Alcuni datori di lavoro, però, per eludere le norme imperative di legge che restringono e limitano fortemente le possibilità di licenziamento dei lavoratori, hanno la “furbizia” – se così vogliamo chiamarla – di far firmare al lavoratore già al momento dell’assunzione la lettera delle proprie dimissioni o, ancora peggio, un foglio in bianco che poi riempiranno ed utilizzeranno a propria discrezione quando riterranno di non volersi più avvalere delle sue prestazioni. E’ facile che il lavoratore al momento dell’assunzione, stordito e distratto dall’euforia per aver finalmente trovato il posto fisso tanto a lungo cercato, non faccia caso a questa firma in più che il datore gli sta chiedendo di apporre. E’ evidente tuttavia che, una volta sottoscritta una lettera del genere, il lavoratore vedrà mutilati i propri diritti, venendo a trovarsi in quella condizione di inferiorità rispetto al datore di lavoro a cui la legge aveva voluto ovviare regolando restrittivamente il potere di licenziamento, perché egli sarà fatalmente asservito ed esposto al ricatto continuo del datore.
Nell’ottobre 2007, con l’obiettivo di contrastare questo diffuso e deprecabile fenomeno delle cosiddette “dimissioni in bianco” dei lavoratori, era stata varata in Parlamento un’importante riforma, che aveva prescritto la necessità di osservare una particolare forma per le dimissioni del lavoratore. La nuova legge si applicava non solo ai lavoratori subordinati ma anche ai co.co.co., agli associati in partecipazione ed ai soci-lavoratori delle cooperative. Nel dettaglio, tale legge aveva stabilito che le dimissioni avrebbero potuto essere presentate esclusivamente mediante la compilazione di un modulo fornito dal Ministero del Lavoro la cui validità era delimitata nel tempo: precisamente, trascorsi quindici giorni dalla sua emissione, tale modulo non avrebbe potuto più essere utilizzato. Tale modulo avrebbe dovuto essere compilato via internet e solo tramite un soggetto terzo abilitato all’accesso informatico (es. sindacato o patronato) il quale convalidasse la volontà del lavoratore e provvedesse all’invio telematico. Tale soluzione, in definitiva, avrebbe reso certo il periodo entro il quale il lavoratore ha espresso la propria volontà di dimettersi, sottraendo così ai datori, in radice, la possibilità di avvalersi delle “dimissioni in bianco” eventualmente estorte ai lavoratori al momento dell’assunzione. Parallelamente, si prevedeva che se un lavoratore si fosse dimesso utilizzando modalità diverse da quelle prescritte con la riforma, l’atto non avrebbe prodotto alcun risultato, dovendosi considerare nullo a tutti gli effetti. Più precisamente, si stabiliva che le dimissioni presentate dal lavoratore potevano essere considerate valide dal datore di lavoro soltanto se rassegnate con le modalità prescritte.

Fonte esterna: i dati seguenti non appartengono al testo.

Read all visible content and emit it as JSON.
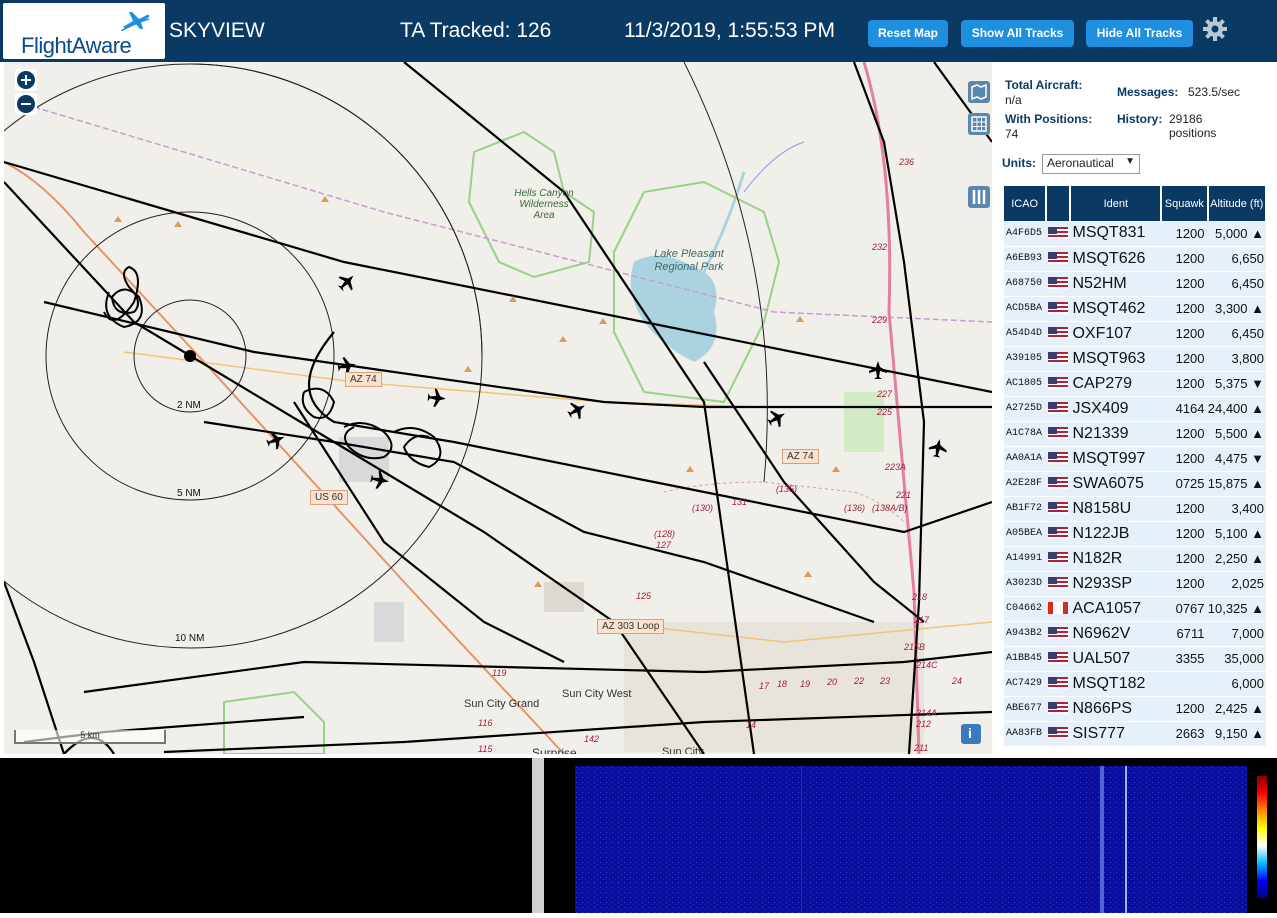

L’entrata in vigore di tale riforma comportava insomma che se un lavoratore fosse stato cacciato via e avesse fatto causa al datore per essere reintegrato nel posto di lavoro il datore non avrebbe più potuto farla franca tirando fuori dal cilindro una lettera di dimissioni inconsapevolmente sottoscritta dal lavoratore al momento dell’assunzione e convincere, così, il giudice che non era stato affatto lui a licenziare il proprio dipendente ma questi stesso a congedarsi.
Tornato al governo Berlusconi, questi ha tuttavia abrogato tale encomiabile riforma del 2007 con il decreto legge n. 112 del giugno 2008, recante “Disposizioni urgenti per lo sviluppo economico, la semplificazione, la competitività, la stabilizzazione della finanza pubblica e la perequazione tributaria” (convertito nella legge n. 133/2008). Pertanto, con un ritorno alla situazione precedente, da giugno del 2008 non è più necessario compilare alcun modulo informatico, ma bastano le “vecchie” dimissioni, predisposte su qualunque foglio.
Perciò, oggi come in passato, converrà che i lavoratori, sin da quando vengono assunti, tengano gli occhi bene aperti e facciano sempre attenzione a quel che il datore fa loro sottoscrivere, perché potrebbe trattarsi delle proprie “dimissioni in bianco”.